Actually, may early digital workstations sounded like total crap. It's fully possible, and easy, to make digital audio mixing consoles ruin the sound.
Those nasty effects went far and beyond any good analogue system's minor issues, rendering the resulting mix horrible.
However, because there wasn't any audible hissing noise in the background, many were very impressed by the early digital sound.
"Most other people will upgrade due to recommendation / incentives / or simply the car that looks nice secondhand happens to be electric and the other half love s the seats and its got low mileage..."
Sounds like you are surrounded by not very clever people. Are you in the USA?
"Audiophiles have really taken to the warm digital tone of streaming music"
Lossy compression often does indeed sound "warm" compared to pure 16/44 (CD), due to a loss of high frequency content, and dulling of transients.
It's a myth, however, that LP and other older formats have to sound "warm". Indeed, realistic transients and high frequency contents is typically what you get with a very good vinyl playback system. Nothing warm or dull about it. Quite the opposite.
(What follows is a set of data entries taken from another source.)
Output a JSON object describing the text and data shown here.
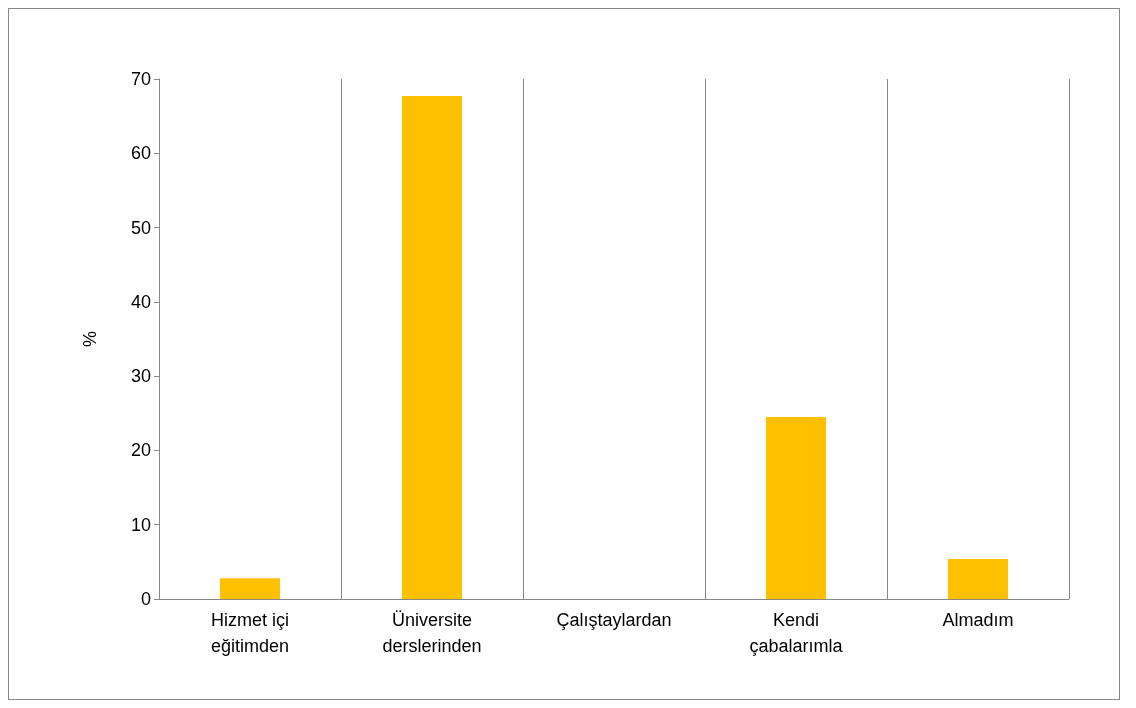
{
  "chart_data": {
    "type": "bar",
    "ylabel": "%",
    "categories": [
      "Hizmet içi\neğitimden",
      "Üniversite\nderslerinden",
      "Çalıştaylardan",
      "Kendi\nçabalarımla",
      "Almadım"
    ],
    "values": [
      2.8,
      67.7,
      0,
      24.5,
      5.4
    ],
    "color": "#ffc000",
    "ylim": [
      0,
      70
    ],
    "yticks": [
      0,
      10,
      20,
      30,
      40,
      50,
      60,
      70
    ],
    "grid": "x"
  }
}
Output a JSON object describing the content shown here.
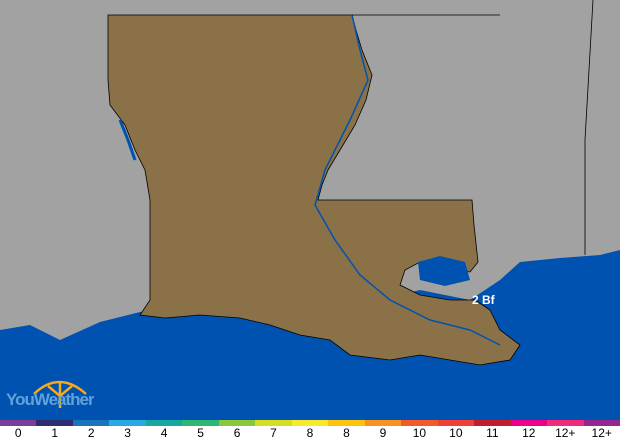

I don't know how you do your calculations, but 10Gb/s is roughly 1GB/s, so 1000 users' data per second if a user has 1MB of data. That's 3.6 million users per hour. 360m in 100 hours, so 500 hours would give you 1.8b users' data. Assuming the data is only 200kB, it would only take 100 hours, or about 4 days. Perhaps the interesting data is only 20kB? Then it would take just 10 hours.
In the CA example they got some 87m users' data out of what must have been a rather slow process. That was worth millions of dollars to CA (Robert Mercer, really), for some reason.
"As they had no process they had nothing to patent and by the time they worked out the process they'd given the Japanese enough time to work out and patent the process before they could."
That's because the Japanese make stuff.
The sad other side to this story is the fact that we don't.